J'ai pas les mots, j'ai tout le temps mal, et je culpabilise quand je vais bien. Comme beaucoup, je ne connaissais personne. Mais je passe mon temps à pleurer, avoir les larmes aux yeux, me sentir mal. Et surtout j'ai peur, d'une peur atroce. J'ai souhaité me changer les idées en voyant mon amoureux hier soir plutôt que d'attendre à nouveau le week-end. On a voulu aller au McDo. Arrivés sur place, peu de monde pour un parking habituellement plein à craquer.

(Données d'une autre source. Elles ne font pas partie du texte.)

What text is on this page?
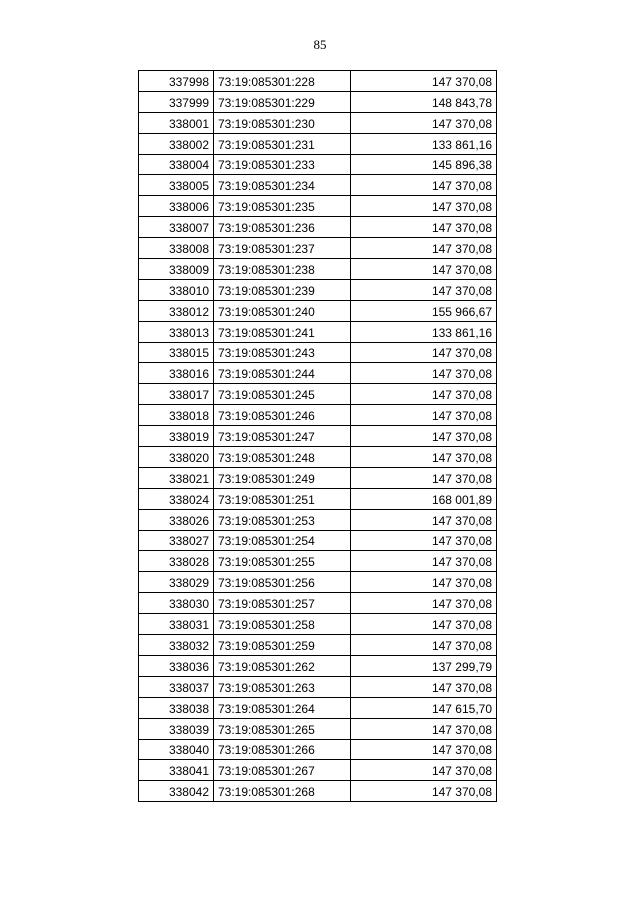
85
337998	73:19:085301:228	147 370,08
337999	73:19:085301:229	148 843,78
338001	73:19:085301:230	147 370,08
338002	73:19:085301:231	133 861,16
338004	73:19:085301:233	145 896,38
338005	73:19:085301:234	147 370,08
338006	73:19:085301:235	147 370,08
338007	73:19:085301:236	147 370,08
338008	73:19:085301:237	147 370,08
338009	73:19:085301:238	147 370,08
338010	73:19:085301:239	147 370,08
338012	73:19:085301:240	155 966,67
338013	73:19:085301:241	133 861,16
338015	73:19:085301:243	147 370,08
338016	73:19:085301:244	147 370,08
338017	73:19:085301:245	147 370,08
338018	73:19:085301:246	147 370,08
338019	73:19:085301:247	147 370,08
338020	73:19:085301:248	147 370,08
338021	73:19:085301:249	147 370,08
338024	73:19:085301:251	168 001,89
338026	73:19:085301:253	147 370,08
338027	73:19:085301:254	147 370,08
338028	73:19:085301:255	147 370,08
338029	73:19:085301:256	147 370,08
338030	73:19:085301:257	147 370,08
338031	73:19:085301:258	147 370,08
338032	73:19:085301:259	147 370,08
338036	73:19:085301:262	137 299,79
338037	73:19:085301:263	147 370,08
338038	73:19:085301:264	147 615,70
338039	73:19:085301:265	147 370,08
338040	73:19:085301:266	147 370,08
338041	73:19:085301:267	147 370,08
338042	73:19:085301:268	147 370,08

Et surtout... Deux voitures de police, armés jusqu'aux dents, et une voiture fouillée, pleine à craquer. Jusqu'à ce que je vois deux policiers partir en courant vers ce fameux Mc Do.. J'ai fait la fière devant mon copain à dire que c'était rien, mais que je préférais aller autre part si ça le dérangeait pas. Jusqu'à ce qu'il me réponde : Moi aussi j'ai peur et qu'il démarre vite pour partir de cet endroit. Nous sommes rentrés manger chez ses parents... Ce n'était peut-être rien après tout. Mais j'ai eu peur, horriblement.

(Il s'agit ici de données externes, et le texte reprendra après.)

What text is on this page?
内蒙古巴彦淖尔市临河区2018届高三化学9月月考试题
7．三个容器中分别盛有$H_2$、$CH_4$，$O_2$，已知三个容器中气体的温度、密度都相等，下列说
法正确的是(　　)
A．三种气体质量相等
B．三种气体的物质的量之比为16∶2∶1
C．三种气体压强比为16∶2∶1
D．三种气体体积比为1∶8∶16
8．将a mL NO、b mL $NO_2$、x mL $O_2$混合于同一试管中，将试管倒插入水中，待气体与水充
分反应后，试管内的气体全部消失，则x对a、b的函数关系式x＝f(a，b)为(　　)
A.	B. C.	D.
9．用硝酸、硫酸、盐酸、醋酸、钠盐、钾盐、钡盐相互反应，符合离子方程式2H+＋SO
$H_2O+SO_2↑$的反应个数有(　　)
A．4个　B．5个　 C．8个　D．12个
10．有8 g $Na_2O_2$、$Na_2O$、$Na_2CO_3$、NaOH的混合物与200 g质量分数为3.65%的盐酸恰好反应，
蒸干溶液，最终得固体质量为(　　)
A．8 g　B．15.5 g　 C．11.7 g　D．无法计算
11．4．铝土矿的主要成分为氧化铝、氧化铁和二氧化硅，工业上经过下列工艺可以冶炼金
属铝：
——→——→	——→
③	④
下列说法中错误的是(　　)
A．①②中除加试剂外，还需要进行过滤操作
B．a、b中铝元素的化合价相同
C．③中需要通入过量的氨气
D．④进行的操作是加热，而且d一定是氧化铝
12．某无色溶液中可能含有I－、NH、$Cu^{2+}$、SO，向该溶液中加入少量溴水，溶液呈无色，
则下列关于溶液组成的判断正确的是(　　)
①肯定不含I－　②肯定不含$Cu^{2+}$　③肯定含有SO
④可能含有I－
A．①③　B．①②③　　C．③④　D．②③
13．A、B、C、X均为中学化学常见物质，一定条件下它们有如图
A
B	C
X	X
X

Je n'ai appris les événements que le samedi matin en me réveillant avec cent notifications, appels, messages... Je peux vous dire que ça fait un drôle d'effet et que j'ai réveillé mon copain en panique, en pleurant... " J'ai pas cours. - Pourquoi ? - ..." Et je n'ai pas pu me retenir, ni répondre, je lui ai simplement donné mon téléphone. Je n'ai jamais eu aussi peur. Je suis normande mais je fais mes études dans les Yvelines. Voici deux matins que je suis proche de rester dans mon lit plutôt que de me rendre en cours. Mais j'y vais quand même, car si je n'y vais pas aujourd'hui, il faudra pourtant bien que j'y aille le lendemain. J'ai peur pour mon copain qui se déplace sans arrêt sur Paris. J'ai l'impression que ça ne s'arrêtera jamais. Le fait de m'arrêter lorsque les sirènes de police passent 10 fois dans la journée à côté, lorsque j'entend un bruit sourd et que je me fige, que je prie pour que mon train arrive vite en gare... Mon copain fait une phobie des avions lui... On entend souvent les avions de chasse passer chez moi, il a peur qu'un jour, ce soit un avion qui s'écrase. Je me sens idiote, et je m'en veux parce que des gens ont perdu des proches ! D'ailleurs parmi ces gens, il y a certains de mes amis. Mais je n'arrive pas à camoufler ma peur chaque matin quand le réveil sonne. Même si je tente de la cacher parfaitement en cours. C'est trop. Tous ces morts, ces civils, notre capitale, nos cafés, nos restaurants, nos concerts et nos matchs de foot... Ce sont nos vies de tous les jours. J'ai toujours ce sang en tête, ces scènes décrites par des survivants, ces témoignages. Je craque, je ne peux plus le supporter. La nuit ne devient que la continuation de la journée puisque j'en viens à faire des cauchemars.
J'avais juste besoin d'écrire un peu, c'est décousu, c'est moche, probablement gouré de fautes, mais j'ai besoin d'extérioriser un peu parce que je n'arrive plus à porter la tristesse des gens autour de moi, ni leur peur. Je ne supporte déjà pas la mienne.